My personal desire to have “title-cased” headings in plain text using a toolbar button is a completely different one.

Implementing the algorithm with filters, we can satisfy both of them.

2 Likes

There are good ideas, but some of them will be hard to implement.

At the moment we do not have the possibility to create “complex” wikitext output from rendered macro or widget output. Rendered output is HTML text, which does not have enough information, how it was created, to convert it back to wikitext without information loss.

There is a 3rd party converter, that converts HTML syntax back to “simple” wikitext syntax, like heading, lists, bold, italic … and so on. For may usecases this is OK. → This plugin uses a toolbar button.

So I’m not sure if we should re-implement it again into the core, since the plugin already exists.

1 Like

It is clear the functionality you want is dynamic. In such cases you need to maintain a reference to a function or procedure definition defined elsewhere you can change.

  • in this case you would not use the above transformers as they generate static results by definition.
  • perhaps if there were a wiki text way to apply a macro. I am thinking of the way we can apply a class to wiki text symbols *.classname bullet text. I belive @pmario’s custom wiki text solution can do this. Perhaps we could extract a subset.
  • I wonder if we could use relink here?

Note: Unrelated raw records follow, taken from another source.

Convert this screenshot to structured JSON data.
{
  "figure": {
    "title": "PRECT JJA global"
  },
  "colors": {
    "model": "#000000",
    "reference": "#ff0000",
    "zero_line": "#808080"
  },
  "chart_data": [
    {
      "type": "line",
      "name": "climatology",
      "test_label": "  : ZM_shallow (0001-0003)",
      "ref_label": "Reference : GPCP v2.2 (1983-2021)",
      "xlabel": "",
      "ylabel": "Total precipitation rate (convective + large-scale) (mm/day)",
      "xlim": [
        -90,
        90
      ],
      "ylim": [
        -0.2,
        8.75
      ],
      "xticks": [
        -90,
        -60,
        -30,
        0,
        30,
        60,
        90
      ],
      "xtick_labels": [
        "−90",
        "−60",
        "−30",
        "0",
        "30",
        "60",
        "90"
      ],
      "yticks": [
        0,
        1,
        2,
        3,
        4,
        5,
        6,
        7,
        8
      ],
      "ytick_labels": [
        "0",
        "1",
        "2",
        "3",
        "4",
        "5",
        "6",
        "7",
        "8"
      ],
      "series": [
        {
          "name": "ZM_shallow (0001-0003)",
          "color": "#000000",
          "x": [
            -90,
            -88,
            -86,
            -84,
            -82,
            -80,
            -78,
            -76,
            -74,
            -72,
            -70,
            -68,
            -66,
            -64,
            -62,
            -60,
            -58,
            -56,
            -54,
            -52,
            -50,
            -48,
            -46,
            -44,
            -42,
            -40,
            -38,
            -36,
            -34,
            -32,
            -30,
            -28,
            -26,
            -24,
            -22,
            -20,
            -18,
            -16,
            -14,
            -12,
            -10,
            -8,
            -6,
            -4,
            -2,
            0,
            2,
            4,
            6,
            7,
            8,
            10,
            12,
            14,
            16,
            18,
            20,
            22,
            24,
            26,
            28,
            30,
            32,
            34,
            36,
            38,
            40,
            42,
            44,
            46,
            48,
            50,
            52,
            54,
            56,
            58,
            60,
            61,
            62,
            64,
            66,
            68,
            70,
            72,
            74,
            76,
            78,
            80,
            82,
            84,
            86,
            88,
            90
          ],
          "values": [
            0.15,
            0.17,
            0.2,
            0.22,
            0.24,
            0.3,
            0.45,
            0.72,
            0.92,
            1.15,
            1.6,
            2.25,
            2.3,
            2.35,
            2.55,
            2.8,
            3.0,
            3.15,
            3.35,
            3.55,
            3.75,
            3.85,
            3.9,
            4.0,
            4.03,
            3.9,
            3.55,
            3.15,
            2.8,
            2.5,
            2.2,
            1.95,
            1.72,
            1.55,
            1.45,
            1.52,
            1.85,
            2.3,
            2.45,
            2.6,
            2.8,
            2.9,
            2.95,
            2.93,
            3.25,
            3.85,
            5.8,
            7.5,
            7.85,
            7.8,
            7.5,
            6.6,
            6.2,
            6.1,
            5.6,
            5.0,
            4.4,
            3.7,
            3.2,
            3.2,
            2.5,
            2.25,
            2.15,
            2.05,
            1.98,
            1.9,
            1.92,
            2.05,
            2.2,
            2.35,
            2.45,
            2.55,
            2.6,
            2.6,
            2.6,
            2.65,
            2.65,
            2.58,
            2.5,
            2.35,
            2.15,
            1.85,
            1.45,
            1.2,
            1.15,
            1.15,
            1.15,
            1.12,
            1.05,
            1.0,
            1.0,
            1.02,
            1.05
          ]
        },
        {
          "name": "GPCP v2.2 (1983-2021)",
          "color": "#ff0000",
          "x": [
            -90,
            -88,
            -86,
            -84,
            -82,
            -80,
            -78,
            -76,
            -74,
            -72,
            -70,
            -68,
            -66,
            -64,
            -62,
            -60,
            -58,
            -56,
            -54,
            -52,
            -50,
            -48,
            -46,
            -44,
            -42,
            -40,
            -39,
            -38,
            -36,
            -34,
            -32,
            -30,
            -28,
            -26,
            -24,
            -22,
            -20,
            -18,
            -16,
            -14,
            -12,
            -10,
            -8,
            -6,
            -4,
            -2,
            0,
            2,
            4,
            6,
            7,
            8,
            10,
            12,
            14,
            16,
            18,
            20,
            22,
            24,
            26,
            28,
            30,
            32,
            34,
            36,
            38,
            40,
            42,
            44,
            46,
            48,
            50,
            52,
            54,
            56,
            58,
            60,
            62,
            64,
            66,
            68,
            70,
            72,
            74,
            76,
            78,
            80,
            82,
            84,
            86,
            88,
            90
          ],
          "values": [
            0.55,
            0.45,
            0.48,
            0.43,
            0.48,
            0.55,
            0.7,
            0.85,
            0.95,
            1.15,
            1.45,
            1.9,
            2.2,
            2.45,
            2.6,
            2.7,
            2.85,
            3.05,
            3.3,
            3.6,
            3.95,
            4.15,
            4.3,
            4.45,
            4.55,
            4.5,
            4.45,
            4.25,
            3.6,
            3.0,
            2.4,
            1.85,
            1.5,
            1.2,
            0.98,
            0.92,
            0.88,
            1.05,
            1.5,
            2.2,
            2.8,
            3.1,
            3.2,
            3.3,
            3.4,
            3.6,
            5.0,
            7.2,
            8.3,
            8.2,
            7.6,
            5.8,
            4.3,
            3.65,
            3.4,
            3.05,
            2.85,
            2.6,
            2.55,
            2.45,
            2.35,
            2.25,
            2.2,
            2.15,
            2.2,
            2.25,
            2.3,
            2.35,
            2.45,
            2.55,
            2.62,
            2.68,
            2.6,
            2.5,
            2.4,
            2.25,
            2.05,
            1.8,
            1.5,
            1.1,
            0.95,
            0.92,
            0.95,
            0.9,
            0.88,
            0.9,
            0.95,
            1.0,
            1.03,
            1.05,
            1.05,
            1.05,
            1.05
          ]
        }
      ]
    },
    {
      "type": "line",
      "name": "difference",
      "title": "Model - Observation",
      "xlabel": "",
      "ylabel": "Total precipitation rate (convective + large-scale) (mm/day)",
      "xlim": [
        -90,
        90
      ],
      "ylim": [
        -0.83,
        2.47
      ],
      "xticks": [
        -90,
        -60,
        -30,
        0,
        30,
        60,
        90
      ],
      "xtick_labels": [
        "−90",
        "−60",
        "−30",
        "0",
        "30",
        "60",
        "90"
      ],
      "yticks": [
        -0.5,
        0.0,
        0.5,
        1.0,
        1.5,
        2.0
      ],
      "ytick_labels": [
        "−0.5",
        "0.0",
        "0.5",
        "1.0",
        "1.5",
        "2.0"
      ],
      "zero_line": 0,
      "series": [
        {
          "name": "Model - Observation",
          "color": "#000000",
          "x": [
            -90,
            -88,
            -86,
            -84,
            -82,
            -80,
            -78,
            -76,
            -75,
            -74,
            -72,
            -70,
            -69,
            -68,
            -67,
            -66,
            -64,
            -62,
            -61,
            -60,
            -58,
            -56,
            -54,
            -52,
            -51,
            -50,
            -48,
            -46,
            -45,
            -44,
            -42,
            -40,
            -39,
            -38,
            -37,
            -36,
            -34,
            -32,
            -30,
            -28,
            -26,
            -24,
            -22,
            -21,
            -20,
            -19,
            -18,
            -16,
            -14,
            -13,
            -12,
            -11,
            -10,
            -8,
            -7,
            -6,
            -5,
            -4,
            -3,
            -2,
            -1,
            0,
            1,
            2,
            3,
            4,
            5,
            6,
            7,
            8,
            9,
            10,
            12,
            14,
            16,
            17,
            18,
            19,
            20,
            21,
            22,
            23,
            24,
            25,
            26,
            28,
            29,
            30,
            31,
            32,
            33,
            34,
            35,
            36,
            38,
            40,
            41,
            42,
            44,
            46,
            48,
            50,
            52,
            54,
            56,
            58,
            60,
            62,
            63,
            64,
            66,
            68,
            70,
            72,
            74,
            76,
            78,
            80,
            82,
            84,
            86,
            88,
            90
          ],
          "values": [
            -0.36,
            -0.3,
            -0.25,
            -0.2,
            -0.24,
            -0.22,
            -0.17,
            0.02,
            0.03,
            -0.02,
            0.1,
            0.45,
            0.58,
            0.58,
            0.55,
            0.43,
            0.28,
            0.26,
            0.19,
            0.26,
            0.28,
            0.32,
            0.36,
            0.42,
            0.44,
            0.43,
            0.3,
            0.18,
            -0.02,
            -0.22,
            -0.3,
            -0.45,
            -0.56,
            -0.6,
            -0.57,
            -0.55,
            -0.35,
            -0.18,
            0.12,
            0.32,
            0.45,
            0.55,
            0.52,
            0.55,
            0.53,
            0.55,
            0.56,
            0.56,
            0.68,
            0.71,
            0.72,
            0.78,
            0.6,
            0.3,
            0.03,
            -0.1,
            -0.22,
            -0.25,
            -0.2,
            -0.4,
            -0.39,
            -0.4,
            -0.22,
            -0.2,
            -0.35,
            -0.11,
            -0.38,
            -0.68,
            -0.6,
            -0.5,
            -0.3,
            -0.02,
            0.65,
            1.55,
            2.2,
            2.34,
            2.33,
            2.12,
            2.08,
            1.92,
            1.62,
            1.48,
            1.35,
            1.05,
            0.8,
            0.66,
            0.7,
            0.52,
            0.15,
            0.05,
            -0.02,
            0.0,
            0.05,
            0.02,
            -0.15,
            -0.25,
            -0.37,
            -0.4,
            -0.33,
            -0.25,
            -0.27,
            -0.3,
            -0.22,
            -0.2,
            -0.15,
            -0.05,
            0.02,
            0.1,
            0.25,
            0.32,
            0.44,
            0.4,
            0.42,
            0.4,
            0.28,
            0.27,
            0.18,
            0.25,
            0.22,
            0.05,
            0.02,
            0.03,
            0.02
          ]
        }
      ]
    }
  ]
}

Converting to html is a valid approach to produce static results but it does reduce readability when compared to wiki text.

Perhaps we can use the substitution operator, back tick parameters or /define to do our reformatting and thus not let the wiki text get rendered by our transformation?

  • the trick will be understanding the input.

The plugin converts HTML to wikitext. So <h1>test</h1> will become ! test

I was not refering to the plugin but replacing selected wiki text containing macros with the wikified html result, but that is not good enough.

  • Think with filters understandably, focusing on titles, we are at a slight disadvantage when writing filters to manipulate strings, including those containing wikitext.
  • Few simple filter operators, coded or custom filter operators/functions may be sufficient to improve this.

Can you find this plugin and provide a reference?

  • Although I am not currently looking for it.